For other minorities or even majorities emerging from a similar background, the lessons of the Afrikaner era in South Africa (just 45 years) must be a real role model. When they handed over power to the ANC in 1994, they left behind a country that was firmly middle income, had a well-developed infrastructure and many Cities and Towns that can hold their own in the 21st Century. On their way they created many problems - led the country into international isolation and then war and left behind a black majority that was angry, bitter, deeply racist and poorly educated with little experience in managing a well-developed modern industrial economy.
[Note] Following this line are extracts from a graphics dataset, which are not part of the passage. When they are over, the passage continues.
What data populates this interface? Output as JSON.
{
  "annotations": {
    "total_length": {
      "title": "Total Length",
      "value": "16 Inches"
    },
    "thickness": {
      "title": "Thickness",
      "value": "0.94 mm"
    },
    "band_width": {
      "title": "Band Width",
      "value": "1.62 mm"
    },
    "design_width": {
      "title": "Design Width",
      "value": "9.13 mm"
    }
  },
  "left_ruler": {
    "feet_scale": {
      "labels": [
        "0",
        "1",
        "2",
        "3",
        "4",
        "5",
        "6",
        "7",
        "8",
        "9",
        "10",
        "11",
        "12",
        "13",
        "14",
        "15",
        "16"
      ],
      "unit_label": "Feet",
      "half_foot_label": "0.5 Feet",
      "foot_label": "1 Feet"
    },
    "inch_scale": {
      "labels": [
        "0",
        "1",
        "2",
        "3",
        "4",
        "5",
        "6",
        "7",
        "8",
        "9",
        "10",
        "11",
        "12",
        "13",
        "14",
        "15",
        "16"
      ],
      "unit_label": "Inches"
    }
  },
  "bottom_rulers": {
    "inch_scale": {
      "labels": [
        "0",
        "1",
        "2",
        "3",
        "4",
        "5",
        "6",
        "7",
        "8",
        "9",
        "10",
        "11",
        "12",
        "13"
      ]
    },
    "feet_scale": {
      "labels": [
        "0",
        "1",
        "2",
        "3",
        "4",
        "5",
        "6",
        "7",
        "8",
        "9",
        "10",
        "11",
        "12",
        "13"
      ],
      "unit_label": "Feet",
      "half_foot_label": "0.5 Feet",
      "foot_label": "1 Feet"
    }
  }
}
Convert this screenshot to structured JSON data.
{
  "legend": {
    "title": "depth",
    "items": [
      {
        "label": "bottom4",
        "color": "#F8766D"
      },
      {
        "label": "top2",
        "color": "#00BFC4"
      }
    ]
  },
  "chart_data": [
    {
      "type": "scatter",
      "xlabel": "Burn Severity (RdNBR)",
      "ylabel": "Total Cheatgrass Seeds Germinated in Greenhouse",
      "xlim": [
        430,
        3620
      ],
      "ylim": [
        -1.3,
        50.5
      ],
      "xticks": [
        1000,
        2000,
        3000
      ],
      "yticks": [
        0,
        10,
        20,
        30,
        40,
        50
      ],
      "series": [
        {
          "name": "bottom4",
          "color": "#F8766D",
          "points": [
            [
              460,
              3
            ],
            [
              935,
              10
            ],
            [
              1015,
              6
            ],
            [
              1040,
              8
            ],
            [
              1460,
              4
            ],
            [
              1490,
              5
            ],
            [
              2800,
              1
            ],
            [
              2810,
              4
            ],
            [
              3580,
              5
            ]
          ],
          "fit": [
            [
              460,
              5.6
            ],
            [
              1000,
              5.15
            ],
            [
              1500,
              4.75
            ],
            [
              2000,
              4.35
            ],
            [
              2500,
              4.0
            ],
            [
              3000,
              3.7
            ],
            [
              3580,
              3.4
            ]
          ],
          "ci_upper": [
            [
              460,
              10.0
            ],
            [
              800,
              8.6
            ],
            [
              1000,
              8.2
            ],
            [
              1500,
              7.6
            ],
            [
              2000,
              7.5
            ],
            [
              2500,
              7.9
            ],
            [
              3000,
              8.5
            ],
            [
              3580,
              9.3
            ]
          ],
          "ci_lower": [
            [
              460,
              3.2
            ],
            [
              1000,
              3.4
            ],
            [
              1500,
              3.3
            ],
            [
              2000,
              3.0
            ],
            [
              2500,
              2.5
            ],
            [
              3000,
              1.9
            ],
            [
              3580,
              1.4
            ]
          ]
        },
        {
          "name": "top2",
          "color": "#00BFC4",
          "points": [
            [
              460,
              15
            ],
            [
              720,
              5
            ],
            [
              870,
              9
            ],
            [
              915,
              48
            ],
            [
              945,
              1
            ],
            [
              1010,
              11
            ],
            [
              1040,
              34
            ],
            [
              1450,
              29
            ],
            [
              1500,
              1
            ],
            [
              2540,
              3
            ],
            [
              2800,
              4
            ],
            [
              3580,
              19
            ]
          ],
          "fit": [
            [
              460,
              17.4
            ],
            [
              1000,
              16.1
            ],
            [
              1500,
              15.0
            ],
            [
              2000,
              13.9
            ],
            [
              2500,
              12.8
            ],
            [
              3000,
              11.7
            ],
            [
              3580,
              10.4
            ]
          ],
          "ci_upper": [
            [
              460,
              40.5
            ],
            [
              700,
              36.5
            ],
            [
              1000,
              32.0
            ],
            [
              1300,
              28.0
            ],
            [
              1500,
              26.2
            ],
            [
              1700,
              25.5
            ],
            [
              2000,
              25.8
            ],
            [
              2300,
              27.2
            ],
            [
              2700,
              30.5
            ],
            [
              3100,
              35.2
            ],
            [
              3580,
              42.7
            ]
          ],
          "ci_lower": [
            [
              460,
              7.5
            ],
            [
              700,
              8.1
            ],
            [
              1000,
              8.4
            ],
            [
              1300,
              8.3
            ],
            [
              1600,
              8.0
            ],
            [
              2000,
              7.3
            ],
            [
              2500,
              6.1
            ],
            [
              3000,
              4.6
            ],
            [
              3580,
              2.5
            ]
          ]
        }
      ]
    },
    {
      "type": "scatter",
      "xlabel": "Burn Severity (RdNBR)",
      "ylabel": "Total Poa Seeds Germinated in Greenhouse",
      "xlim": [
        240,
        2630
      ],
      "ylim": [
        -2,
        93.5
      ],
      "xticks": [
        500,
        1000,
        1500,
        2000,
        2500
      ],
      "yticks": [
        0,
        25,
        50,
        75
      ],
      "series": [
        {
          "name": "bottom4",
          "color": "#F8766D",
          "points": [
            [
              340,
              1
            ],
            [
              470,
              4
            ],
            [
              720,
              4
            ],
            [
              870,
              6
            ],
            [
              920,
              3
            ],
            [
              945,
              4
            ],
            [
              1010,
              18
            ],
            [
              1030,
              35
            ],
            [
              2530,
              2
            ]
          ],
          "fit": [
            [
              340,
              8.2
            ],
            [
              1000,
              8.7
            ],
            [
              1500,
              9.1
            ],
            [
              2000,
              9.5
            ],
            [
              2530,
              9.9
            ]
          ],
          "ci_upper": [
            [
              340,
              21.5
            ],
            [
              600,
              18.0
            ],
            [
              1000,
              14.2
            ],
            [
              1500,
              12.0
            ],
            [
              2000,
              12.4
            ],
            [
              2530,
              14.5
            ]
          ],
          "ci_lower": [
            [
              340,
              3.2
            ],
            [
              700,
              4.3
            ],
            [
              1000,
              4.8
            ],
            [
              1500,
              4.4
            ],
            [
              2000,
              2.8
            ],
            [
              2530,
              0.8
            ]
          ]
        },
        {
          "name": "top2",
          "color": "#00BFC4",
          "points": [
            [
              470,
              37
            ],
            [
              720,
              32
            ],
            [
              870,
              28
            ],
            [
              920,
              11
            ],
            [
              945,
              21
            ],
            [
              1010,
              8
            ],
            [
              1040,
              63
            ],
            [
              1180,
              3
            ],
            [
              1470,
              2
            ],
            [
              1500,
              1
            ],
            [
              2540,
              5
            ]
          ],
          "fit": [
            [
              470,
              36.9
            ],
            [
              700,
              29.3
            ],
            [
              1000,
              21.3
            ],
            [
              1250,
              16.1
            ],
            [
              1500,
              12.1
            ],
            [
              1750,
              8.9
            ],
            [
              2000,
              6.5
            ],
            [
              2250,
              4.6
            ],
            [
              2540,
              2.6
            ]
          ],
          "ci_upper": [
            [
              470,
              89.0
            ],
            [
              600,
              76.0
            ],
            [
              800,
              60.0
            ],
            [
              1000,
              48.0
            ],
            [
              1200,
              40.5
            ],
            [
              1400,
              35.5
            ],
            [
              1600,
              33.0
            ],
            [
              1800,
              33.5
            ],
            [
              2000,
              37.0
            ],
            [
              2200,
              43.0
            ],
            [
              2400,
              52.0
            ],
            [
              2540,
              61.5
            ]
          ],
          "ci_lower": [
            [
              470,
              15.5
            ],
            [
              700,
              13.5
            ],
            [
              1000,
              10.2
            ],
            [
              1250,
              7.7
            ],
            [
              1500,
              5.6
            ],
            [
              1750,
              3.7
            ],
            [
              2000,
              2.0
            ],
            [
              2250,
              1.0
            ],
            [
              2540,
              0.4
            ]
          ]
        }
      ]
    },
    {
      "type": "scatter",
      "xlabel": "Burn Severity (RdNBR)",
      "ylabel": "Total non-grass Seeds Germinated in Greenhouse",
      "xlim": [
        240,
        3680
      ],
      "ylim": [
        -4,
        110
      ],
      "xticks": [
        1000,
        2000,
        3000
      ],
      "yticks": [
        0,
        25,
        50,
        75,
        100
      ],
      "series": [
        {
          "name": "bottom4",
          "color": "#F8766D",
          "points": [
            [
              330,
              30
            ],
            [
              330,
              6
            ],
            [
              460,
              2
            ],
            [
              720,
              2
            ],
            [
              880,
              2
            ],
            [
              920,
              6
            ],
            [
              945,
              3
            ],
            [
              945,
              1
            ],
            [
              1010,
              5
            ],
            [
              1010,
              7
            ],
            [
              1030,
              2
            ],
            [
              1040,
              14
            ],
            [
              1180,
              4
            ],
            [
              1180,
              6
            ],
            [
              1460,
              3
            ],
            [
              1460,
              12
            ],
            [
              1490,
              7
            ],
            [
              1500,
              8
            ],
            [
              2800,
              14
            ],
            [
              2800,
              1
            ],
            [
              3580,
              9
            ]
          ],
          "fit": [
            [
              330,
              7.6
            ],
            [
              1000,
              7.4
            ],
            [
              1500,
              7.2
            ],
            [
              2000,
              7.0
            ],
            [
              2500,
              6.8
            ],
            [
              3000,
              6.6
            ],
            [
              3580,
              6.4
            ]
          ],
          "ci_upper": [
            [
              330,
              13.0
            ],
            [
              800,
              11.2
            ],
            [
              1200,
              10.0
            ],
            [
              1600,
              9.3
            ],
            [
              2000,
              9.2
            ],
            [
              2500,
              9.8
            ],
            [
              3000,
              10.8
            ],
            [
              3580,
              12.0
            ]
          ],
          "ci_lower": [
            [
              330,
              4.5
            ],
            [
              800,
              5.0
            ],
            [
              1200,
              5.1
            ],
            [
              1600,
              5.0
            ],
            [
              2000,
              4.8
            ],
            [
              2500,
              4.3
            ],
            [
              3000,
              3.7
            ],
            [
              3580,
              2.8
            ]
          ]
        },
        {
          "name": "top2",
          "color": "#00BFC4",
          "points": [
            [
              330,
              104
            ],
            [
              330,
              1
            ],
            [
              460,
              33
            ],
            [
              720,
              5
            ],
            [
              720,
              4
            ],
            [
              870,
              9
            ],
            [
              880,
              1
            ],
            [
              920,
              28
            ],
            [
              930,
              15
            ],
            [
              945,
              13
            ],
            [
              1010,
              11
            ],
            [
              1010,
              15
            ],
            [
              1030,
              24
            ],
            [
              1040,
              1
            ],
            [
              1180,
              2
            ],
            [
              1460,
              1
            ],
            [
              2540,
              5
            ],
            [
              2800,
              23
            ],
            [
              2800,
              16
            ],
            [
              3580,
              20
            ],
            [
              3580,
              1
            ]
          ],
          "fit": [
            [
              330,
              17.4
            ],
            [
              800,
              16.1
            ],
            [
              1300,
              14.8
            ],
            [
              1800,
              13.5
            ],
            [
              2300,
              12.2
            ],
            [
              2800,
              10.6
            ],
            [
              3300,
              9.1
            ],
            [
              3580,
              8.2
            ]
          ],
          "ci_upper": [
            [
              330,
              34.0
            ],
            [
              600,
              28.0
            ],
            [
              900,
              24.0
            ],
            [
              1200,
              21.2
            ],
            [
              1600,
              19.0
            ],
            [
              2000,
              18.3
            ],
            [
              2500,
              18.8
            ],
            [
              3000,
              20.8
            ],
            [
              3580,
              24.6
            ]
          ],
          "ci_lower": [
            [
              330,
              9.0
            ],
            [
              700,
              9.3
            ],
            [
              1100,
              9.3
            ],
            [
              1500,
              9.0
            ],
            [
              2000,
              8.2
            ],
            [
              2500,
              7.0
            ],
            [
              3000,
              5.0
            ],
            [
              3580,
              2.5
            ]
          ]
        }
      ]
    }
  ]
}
Following the negotiated transition, the Afrikaners collectively decided not to seek power, but to retire from the political field except as voters and to concentrate on achieving influence through their legacy from the apartheid era. 21 years later the legacy is still largely intact - their business empires have expanded and are well entrenched in other African countries, their language has survived and their children are thriving in many different capacities.